Given the quality of the national cancer registry in Finland (12), the incidence estimates presented in this paper probably include most, if not all, diagnosed cases of EPC that occurred in Finland over the study period. However, it must be noted that this study cannot address the possibility of underdiagnosis of EPC. In particular, poorly differentiated EPC can easily be misdiagnosed as other skin carcinomas. The FCR gets information from pathology reports from all laboratories and, if there is conflicting information, selects the diagnosis considered most reliable. In earlier years FCR sometimes asked for pathological slides for re-evaluation by a panel of pathologists. The outcome of such quality control operations was that the quality of the pathological diagnoses performed in Finnish hospitals is good. In the case of EPC, it is possible that pathologists may have not been aware of this diagnosis option and therefore the number of cases of EPC is a minimum estimate of the true number.

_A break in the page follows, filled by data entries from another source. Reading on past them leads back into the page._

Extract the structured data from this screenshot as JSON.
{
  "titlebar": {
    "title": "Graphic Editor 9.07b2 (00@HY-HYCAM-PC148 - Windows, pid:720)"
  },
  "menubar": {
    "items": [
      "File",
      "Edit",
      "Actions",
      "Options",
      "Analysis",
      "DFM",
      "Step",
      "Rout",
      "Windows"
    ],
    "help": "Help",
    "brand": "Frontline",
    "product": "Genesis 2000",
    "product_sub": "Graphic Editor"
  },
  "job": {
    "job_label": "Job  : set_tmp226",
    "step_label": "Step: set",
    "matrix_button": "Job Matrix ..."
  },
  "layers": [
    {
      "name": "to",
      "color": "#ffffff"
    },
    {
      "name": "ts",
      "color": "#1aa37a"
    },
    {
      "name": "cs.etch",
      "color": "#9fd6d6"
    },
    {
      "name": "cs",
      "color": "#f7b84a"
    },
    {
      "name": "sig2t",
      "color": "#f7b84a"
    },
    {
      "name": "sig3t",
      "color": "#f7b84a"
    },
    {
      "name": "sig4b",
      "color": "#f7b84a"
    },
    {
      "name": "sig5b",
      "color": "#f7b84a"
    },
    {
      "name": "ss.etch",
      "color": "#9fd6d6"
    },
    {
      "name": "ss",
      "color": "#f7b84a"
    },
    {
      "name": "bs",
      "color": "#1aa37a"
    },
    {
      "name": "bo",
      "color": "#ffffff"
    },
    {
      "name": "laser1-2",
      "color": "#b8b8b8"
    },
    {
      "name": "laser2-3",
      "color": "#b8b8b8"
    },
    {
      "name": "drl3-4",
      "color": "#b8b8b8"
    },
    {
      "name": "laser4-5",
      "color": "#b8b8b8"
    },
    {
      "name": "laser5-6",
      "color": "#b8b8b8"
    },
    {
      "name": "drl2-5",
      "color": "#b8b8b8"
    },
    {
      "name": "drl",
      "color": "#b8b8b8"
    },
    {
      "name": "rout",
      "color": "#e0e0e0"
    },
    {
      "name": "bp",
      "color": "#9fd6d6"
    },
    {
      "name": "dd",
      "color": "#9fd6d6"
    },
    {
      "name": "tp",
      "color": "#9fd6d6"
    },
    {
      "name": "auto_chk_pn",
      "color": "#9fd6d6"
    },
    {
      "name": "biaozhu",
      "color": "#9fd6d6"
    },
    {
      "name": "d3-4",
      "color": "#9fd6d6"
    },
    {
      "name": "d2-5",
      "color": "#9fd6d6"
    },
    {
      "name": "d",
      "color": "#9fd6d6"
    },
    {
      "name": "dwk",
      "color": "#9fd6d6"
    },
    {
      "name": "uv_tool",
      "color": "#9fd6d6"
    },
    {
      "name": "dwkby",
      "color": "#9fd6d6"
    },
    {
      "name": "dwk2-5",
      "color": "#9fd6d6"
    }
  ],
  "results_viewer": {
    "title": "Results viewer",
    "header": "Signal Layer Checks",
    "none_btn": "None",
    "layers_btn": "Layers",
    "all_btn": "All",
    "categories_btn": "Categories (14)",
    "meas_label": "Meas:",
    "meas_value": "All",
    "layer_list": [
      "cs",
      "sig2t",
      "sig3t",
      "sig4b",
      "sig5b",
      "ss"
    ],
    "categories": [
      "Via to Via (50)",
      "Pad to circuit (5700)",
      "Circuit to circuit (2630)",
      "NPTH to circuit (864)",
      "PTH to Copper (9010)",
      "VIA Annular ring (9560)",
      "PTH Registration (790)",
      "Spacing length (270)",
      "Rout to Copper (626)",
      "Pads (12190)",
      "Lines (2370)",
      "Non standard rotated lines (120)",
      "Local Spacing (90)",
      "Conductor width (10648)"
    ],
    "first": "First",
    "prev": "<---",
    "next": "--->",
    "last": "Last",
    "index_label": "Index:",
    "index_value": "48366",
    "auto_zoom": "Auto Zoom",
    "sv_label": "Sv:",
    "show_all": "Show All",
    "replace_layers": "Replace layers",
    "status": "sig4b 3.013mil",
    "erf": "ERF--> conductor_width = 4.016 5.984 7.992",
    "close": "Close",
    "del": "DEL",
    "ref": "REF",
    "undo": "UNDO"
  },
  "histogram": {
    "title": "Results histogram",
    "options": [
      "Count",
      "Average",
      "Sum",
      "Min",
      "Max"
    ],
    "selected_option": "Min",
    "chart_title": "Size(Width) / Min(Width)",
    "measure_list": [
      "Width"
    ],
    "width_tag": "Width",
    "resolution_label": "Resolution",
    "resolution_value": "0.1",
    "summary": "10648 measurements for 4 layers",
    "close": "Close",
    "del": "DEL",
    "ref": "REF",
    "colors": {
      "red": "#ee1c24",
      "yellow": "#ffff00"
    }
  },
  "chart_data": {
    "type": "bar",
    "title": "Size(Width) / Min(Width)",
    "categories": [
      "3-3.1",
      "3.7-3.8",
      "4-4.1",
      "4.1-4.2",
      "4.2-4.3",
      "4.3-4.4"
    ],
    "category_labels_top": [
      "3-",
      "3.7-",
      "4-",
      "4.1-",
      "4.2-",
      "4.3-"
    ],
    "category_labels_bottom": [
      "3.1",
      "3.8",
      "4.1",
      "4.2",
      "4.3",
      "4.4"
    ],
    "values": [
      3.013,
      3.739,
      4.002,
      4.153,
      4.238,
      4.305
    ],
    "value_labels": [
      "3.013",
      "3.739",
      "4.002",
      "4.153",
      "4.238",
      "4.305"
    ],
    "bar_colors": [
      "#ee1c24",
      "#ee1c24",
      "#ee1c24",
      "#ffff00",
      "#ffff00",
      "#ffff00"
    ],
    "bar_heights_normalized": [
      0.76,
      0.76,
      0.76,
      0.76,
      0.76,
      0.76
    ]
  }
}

In conclusion, this study confirms the low incidence of EPC in Finland. In line with recent studies, these results suggest very low mortality due to EPC. However, the rarity of EPC poses limitations on the interpretation of these results. This study was based solely on cancer registry data; further studies with clinical insight are warranted.
ACKNOWLEDGEMENTS
Ethics approval and consent to participate. An institutional ethics committee of Helsinki University Hospital approved the study plan. After consultation with the data protection authority, the National Institute of Health and Welfare granted permission to use the registry information on patients with EPC from the Finnish Cancer Registry (FCR) in scientific research. The study was performed in accordance with the Declaration of Helsinki.
Data availability. The Finnish Cancer Registry contributed data.
Funding. Jane and Aatos Erkko Foundation Grant.
The authors have no conflicts of interest to declare.